After Trump’s election, Nelson announced that the final decision would be in the next administration’s hands.
The White House pushed for massive cuts to NASA’s 2026 budget that Congress overturned, and has lobbied for similarly steep cuts again this year. JPL has instituted painful cost-cutting measures of its own, reducing staffing from roughly 6,500 employees in 2023 to 4,500 last year through layoffs and attrition.
Its struggles come at a point when NASA is enthusiastically embracing private industry. Last month the agency awarded several key contracts for its upcoming lunar missions to Jeff Bezos’s Blue Origin and other private companies.
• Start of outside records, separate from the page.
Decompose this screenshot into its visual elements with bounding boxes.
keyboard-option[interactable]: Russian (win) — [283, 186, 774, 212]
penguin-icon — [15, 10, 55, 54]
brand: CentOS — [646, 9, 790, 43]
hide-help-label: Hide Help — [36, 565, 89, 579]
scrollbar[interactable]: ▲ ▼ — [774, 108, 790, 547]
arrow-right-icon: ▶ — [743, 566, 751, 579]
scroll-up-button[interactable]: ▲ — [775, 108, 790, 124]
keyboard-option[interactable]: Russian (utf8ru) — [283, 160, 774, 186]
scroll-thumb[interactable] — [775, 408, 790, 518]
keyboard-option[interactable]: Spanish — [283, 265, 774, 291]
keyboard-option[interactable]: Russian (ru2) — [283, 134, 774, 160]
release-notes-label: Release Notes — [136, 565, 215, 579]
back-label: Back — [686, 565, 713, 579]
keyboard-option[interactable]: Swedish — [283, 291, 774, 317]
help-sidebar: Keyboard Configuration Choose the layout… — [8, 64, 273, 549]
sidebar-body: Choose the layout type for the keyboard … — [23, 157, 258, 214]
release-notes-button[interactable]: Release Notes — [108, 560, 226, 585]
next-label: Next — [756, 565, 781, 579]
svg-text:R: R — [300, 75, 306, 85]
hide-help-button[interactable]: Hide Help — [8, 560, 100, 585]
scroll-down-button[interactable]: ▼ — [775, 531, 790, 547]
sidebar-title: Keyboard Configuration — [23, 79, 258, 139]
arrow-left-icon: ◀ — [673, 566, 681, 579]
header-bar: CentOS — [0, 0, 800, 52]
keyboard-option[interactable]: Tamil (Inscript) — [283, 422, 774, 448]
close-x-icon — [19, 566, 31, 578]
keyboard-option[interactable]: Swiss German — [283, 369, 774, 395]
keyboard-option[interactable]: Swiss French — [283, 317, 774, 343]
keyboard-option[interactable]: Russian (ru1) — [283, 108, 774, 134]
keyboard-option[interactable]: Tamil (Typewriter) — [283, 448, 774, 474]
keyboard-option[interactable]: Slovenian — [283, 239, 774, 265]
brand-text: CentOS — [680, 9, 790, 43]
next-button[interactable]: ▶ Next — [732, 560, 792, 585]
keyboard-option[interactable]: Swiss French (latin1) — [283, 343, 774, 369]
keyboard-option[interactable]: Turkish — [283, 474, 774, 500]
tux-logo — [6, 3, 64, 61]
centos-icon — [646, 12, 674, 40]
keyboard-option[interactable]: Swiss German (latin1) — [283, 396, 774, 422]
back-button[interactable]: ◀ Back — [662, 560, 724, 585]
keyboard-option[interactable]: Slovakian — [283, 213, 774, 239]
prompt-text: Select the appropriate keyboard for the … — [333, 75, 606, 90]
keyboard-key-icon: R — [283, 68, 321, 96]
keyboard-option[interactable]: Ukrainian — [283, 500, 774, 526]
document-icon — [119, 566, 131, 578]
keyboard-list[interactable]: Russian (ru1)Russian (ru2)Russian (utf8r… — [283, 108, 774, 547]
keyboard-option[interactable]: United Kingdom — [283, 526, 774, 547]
Trump has also made no secret of his willingness to punish states that haven’t voted for him through job losses. In announcing his decision to move U.S. Space Command from Colorado to Alabama, Trump acknowledged that his loss in Colorado in three presidential elections played a part in the move.
It’s impossible to consider any decision on JPL’s future separate from the administration’s track record of politically-motivated decisions, Dreier said.
“At the heart of this is why? Why now? If this is not just some rank political attack on California, what do they hope to gain from this?” Dreier said. “That deserves explanation, because the administration otherwise has no credibility here.”